- Born: 28 November 1923 Reigate, Surrey, England
- Died: 22 January 2018 (aged 94) Brighton, West Sussex, England
- Allegiance: United Kingdom
- Branch: British Army
- Service years: 1942–1947
- Rank: Captain
- Service number: 304456
- Unit: Suffolk Yeomanry
- Conflicts: Second World War
- Awards: Bronze Cross of the Netherlands Chevalier de Legion d'Honneur Mentioned in dispatches (2)
- Spouses: Dinah Clodd ​ ​(m. 1949, divorced)​ Gillian Kitching ​ ​(m. 1960⁠–⁠2015)​
- Children: 4

= Patrick Delaforce =

British Army captain (1923–2018)

Patrick de Fleurriet Delaforce (28 November 1923 – 22 January 2018) was a British Army officer and military historian.

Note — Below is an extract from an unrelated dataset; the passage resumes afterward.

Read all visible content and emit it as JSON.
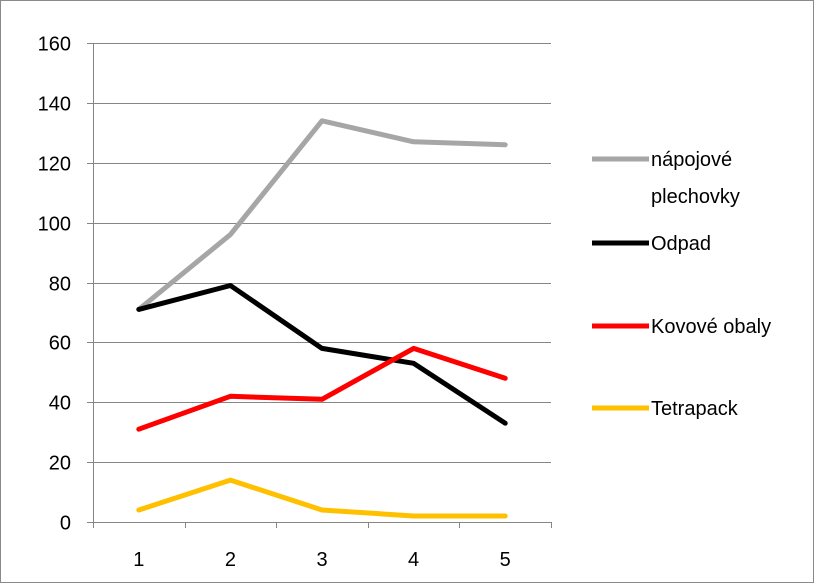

He fought in the European theatre of World War II, attaining the rank of captain before retiring from the army in 1947, and starting his career as a historian around 1979.

== Early life ==
Patrick Delaforce was born in Reigate, Surrey, on 28 November 1923. His father was a soldier in World War I, who also served with the Supreme Headquarters Allied Expeditionary Force during World War II. Delaforce traced his family origins to Gascony, and Huguenots who fled to Britain. His great grandfather founded a port wine business in Porto, Portugal, in 1868.

Delaforce attended Winchester College, and spent a year finishing his education at Queen's University Belfast before enlisting in the British Army in 1942.

== Military career ==
Delaforce attended an Officer Cadet Training Unit in Catterick, North Yorkshire, and was commissioned into the Suffolk Yeomanry.

Delaforce served as an artillery officer in the 13th Regiment, Royal Horse Artillery (Honourable Artillery Company), part of the 11th Armoured Division, during World War II. He participated in Operation Overlord, Operation Market Garden, and the Liberation of Belgium from 1944 to 1945. In the Netherlands, he became a forward observation officer, and was injured, having his ribs and one arm broken, and his leg paralysed when his Universal Carrier was hit by an anti-tank mine. He rejoined his unit once he recovered in November 1944, and received his first of two mentions in dispatches for successfully deterring a German Tiger tank during battle along the river Elbe with only a Sten when his unit's anti-tank guns had all been destroyed. During the battle, he was hit by a grenade, his second injury of the war. His second mention in dispatches came at a later date, when he directed artillery fire while in close proximity to the enemy.

In 1945, Delaforce participated in the liberation of Breendonck concentration camp, and was one of the first soldiers to liberate Bergen-Belsen concentration camp. The same year, he was awarded the Bronze Cross of the Netherlands. In 2015, he was awarded the Chevalier de Legion d'Honneur.

After the war, Delaforce was an intelligence officer in Schleswig-Holstein until his resignation from the army in 1947.

== Later career ==
After leaving the army, Delaforce became a sales manager in his family's port wine business. In 1958, he joined Intam Limited, a subsidiary of the London Press Exchange, and by 1961, he was vice president and general manager of Otto-Intam, a New York-based advertising agency.

In 1962, he bought a vineyard and farmhouse, where he produced wine and truffles, though claiming himself that the wine produced there was "terrible". He retired from winemaking in 1979, and went on to become a historian, writing a total of 47 books on subjects such as the wives of Samuel Pepys, the Duke of Wellington, and Horatio Nelson, and also writing about the units and campaigns of World War II, including his own, with The Black Bull.

== Personal life ==
Delaforce married Dinah Clodd in 1949, and after their marriage dissolved, he married Gillian Kitching in 1960. They remained together until Gillian's death in 2015. Delaforce died on 22 January 2018 and was buried with Gillian in Woodvale Cemetery, Brighton. He had a son and daughter with his first wife, William and Joanna, and two daughters with his second, Amanda and Charlotte.